Tour de France : cette voiture en forme de chou-fleur que tout le monde veut conduire

Chaque été, la caravane du Tour de France offre son lot de véhicules improbables. Cette année, un légume géant sur roues électriques affole les candidats. Michel-Édouard Leclerc cherche activement le conducteur de sa nouvelle voiture en forme de chou-fleur, et les postulants sont bien plus nombreux qu’on ne l’imagine. Voici ce qu’il faut pour décrocher ce volant pas comme les autres.
Après le melon et la cerise, le chou-fleur rejoint la caravane du Tour
Le groupe E.Leclerc ne manque jamais une édition de la Grande Boucle. Depuis plusieurs années, ses véhicules publicitaires défilent sous forme de fruits et légumes grandeur XXL. Poireaux, fraises, cerise, melon : chaque saison apporte sa nouvelle sculpture roulante. En 2025, c’est le chou-fleur qui a été choisi pour représenter les productions françaises sur les routes du Tour.
Interrogé sur LCI, Michel-Édouard Leclerc a défendu cette tradition avec enthousiasme. « C’est l’intérêt de la caravane, il faut que ce soit une fête », a-t-il déclaré.
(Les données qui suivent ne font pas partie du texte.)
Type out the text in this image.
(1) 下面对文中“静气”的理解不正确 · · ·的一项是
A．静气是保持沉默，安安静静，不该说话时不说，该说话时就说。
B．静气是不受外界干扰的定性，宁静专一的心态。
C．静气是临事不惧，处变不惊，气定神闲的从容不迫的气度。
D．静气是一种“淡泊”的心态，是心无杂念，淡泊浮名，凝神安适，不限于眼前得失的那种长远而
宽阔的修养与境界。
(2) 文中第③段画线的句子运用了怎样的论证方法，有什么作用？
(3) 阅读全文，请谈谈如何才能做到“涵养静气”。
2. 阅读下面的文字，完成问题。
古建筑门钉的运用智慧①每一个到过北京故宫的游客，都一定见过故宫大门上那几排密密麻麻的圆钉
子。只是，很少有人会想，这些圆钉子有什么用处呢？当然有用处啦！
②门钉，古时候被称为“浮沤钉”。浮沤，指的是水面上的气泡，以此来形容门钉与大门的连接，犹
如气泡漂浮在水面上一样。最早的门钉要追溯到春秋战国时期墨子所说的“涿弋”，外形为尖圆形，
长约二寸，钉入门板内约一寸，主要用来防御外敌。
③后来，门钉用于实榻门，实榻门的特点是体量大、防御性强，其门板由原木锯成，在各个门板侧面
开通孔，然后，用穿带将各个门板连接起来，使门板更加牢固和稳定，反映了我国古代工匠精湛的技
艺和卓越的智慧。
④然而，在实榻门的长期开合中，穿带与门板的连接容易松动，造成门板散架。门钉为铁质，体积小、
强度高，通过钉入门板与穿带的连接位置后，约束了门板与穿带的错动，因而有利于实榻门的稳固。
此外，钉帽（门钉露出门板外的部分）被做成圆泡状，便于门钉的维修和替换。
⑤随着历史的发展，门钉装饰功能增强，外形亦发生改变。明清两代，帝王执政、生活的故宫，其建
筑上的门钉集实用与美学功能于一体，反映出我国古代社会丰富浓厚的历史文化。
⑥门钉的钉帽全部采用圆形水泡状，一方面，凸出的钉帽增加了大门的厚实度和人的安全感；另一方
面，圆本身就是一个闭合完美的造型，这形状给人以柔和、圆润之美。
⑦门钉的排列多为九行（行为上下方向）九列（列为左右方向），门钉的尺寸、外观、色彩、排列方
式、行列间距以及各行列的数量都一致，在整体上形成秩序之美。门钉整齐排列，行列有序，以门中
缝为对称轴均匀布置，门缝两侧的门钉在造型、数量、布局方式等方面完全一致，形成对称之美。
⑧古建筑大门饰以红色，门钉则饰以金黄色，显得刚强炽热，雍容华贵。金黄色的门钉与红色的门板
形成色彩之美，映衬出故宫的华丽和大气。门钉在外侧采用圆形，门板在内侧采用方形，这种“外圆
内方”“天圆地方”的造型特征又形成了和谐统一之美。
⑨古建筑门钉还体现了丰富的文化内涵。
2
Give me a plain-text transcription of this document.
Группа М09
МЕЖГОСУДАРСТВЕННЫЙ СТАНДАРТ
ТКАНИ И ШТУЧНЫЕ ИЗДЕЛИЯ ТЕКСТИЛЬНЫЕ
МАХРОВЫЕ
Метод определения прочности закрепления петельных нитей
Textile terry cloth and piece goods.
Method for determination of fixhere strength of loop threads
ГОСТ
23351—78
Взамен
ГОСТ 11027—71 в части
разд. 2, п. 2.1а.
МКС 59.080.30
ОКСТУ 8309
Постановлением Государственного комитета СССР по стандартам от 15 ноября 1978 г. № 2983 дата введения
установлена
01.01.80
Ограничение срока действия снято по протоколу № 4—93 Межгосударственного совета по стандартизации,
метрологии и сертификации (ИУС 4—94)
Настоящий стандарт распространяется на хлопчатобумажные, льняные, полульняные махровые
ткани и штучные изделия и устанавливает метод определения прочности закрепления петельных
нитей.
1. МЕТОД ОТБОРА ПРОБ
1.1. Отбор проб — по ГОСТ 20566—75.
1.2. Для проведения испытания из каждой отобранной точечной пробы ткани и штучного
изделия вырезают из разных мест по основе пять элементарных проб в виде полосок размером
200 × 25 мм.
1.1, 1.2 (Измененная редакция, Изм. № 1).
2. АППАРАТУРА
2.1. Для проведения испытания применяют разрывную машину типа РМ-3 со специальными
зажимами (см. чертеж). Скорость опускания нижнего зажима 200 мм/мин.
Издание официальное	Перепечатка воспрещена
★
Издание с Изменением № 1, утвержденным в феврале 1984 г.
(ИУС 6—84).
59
Pour le natif de Landerneau, dans le Finistère, ces véhicules incarnent à la fois le soutien aux agriculteurs et l’esprit festif du Tour. Une manière joviale de mettre en lumière le terroir, entre deux sprints de peloton. Mais trouver le pilote idéal pour ce bolide végétal s’avère plus compliqué que prévu.
Un casting très sélectif pour un véhicule 100 % électrique
Le chou-fleur roulant n’est pas une simple mascotte sur remorque. C’est une voiture électrique à part entière, et la conduire pendant trois semaines sur les routes de France exige un profil bien précis. « C’est en cours de sélection, il y a beaucoup de candidatures », a confié Michel-Édouard Leclerc avec un sourire. Les critères sont clairs : permis B obtenu depuis plus de trois ans, expérience de conduite solide et capacité à intégrer une équipe d’une quarantaine de personnes.
Car piloter un véhicule dont la carrosserie dépasse largement les dimensions d’une berline classique, au milieu de la foule et des virages de montagne, ne s’improvise pas. Le président du Comité stratégique des centres E.Leclerc insiste : « Ce n’est pas facile à conduire. » Chaque année, c’est souvent un jeune qui décroche ce poste singulier, une sorte de job d’été dont on se souvient toute une vie. Reste un détail surprenant que peu de candidats anticipent.

Encore en construction : le chou-fleur que personne n’a vraiment vu
L’intelligence artificielle s’invite même dans la caravane du Tour. Le véhicule étant encore en cours de fabrication au moment de l’annonce, les seules images disponibles du chou-fleur géant sont générées par IA. Les candidats postulent donc pour conduire un engin qu’ils n’ont jamais vu en vrai, un pari à l’aveugle qui ne freine visiblement personne.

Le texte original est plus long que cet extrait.